Le président du parti politique Le Bâtisseur (LeBat), Alain Bolodjwa, est sorti de son silence ce mardi 4 août, après sa démission de la Coalition 64 (C64), une décision désormais actée par cette plateforme de l'opposition. Dans une publication, il affirme que son engagement au sein de la coalition relevait d'une volonté de servir une cause qu'il jugeait supérieure aux intérêts individuels, estimant que sa présence avait contribué à donner de la crédibilité à cette démarche politique.
« Nous avons accepté de nous asseoir à la même table que ceux dont le passé est déjà encombré de casseroles, non par faiblesse, mais pour donner une chance à une cause que nous estimions supérieure aux intérêts individuels. Ce simple geste a suffi à crédibiliser une démarche qui, sans notre présence, n'aurait peut-être jamais bénéficié de la même considération », a déclaré Alain Bolodjwa.
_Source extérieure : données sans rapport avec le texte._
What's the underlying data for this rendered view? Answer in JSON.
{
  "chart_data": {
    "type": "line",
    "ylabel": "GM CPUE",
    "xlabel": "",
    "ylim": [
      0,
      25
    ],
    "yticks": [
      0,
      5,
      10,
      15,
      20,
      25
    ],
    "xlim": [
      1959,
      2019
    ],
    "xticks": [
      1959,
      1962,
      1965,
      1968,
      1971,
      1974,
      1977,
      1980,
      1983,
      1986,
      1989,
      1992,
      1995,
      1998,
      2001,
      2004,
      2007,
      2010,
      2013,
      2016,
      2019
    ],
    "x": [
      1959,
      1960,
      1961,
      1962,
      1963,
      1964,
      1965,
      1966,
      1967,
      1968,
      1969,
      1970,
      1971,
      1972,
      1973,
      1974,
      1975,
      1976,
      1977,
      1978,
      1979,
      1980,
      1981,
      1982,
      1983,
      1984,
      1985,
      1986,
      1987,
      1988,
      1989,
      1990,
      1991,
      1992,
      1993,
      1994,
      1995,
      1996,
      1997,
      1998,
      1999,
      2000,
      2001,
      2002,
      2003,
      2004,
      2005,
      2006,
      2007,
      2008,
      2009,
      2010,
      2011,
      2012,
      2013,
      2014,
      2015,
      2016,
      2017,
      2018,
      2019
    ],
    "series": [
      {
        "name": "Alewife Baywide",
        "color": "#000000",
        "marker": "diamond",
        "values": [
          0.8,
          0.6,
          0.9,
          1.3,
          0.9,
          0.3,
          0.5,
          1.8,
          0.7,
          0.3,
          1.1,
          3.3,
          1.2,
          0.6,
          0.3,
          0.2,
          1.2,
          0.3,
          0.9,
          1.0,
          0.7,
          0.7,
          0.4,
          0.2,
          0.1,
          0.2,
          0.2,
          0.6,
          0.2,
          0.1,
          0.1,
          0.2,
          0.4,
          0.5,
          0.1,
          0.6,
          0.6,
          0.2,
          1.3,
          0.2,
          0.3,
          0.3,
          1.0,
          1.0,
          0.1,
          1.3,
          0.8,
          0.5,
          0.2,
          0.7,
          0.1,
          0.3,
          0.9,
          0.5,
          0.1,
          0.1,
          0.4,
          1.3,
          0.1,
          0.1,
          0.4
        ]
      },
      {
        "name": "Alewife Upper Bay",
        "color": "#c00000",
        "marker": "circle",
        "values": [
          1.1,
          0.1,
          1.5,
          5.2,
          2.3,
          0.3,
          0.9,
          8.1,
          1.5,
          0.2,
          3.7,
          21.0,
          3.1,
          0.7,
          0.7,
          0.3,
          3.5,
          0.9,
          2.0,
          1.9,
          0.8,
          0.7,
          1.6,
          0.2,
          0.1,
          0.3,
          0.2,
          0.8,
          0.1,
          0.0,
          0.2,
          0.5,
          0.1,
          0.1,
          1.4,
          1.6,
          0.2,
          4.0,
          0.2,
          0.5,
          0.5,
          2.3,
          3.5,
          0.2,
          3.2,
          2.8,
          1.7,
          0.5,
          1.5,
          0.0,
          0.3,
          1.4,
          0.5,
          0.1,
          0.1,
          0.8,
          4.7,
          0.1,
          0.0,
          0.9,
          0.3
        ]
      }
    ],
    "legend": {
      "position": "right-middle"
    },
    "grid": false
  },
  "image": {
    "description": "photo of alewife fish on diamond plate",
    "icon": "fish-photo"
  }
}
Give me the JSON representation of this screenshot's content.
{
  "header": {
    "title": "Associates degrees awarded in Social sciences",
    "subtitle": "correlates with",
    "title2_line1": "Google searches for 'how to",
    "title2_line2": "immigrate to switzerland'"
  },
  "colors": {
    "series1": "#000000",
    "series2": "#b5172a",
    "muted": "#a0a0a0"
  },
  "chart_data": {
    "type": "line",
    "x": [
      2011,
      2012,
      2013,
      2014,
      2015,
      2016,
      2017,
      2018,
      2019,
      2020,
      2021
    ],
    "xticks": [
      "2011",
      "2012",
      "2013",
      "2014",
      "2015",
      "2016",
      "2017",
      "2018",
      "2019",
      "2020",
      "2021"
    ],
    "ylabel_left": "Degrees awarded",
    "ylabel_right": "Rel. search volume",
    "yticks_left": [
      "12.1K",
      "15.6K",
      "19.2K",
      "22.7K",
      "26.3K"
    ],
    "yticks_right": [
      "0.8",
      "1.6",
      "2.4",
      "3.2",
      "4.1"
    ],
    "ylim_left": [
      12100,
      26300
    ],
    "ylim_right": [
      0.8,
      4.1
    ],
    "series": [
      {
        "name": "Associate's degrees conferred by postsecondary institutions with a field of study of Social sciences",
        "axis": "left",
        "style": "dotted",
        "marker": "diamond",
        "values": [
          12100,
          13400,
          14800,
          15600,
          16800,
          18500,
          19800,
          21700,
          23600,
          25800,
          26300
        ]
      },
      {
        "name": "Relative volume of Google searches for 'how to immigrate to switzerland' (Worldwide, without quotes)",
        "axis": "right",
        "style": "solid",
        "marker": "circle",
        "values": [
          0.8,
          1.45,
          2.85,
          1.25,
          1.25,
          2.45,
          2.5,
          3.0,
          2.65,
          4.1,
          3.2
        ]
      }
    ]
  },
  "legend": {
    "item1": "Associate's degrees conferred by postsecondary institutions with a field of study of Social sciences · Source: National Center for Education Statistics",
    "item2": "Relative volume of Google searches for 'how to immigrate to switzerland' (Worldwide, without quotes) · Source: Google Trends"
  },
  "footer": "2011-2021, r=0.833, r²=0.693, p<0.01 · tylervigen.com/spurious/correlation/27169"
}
Il dénonce par ailleurs l'attitude de certains anciens partenaires politiques qui, selon lui, l'auraient sollicité avant de lui témoigner du mépris, accusant également certains militants d'avoir accepté « leur aliénation pour quelques billets de dix dollars ».
Réaffirmant son attachement à ses convictions, le président de Lebat assure que les principes demeurent son unique boussole politique. « Mon plus fidèle allié n'est ni la puissance, ni l'argent, ni les alliances de circonstance. Mon plus grand allié, c'est le temps. Car le temps révèle les masques, éprouve les convictions, distingue les opportunistes des hommes de principe et finit toujours par rendre à chacun ce que méritent ses choix », a-t-il conclu.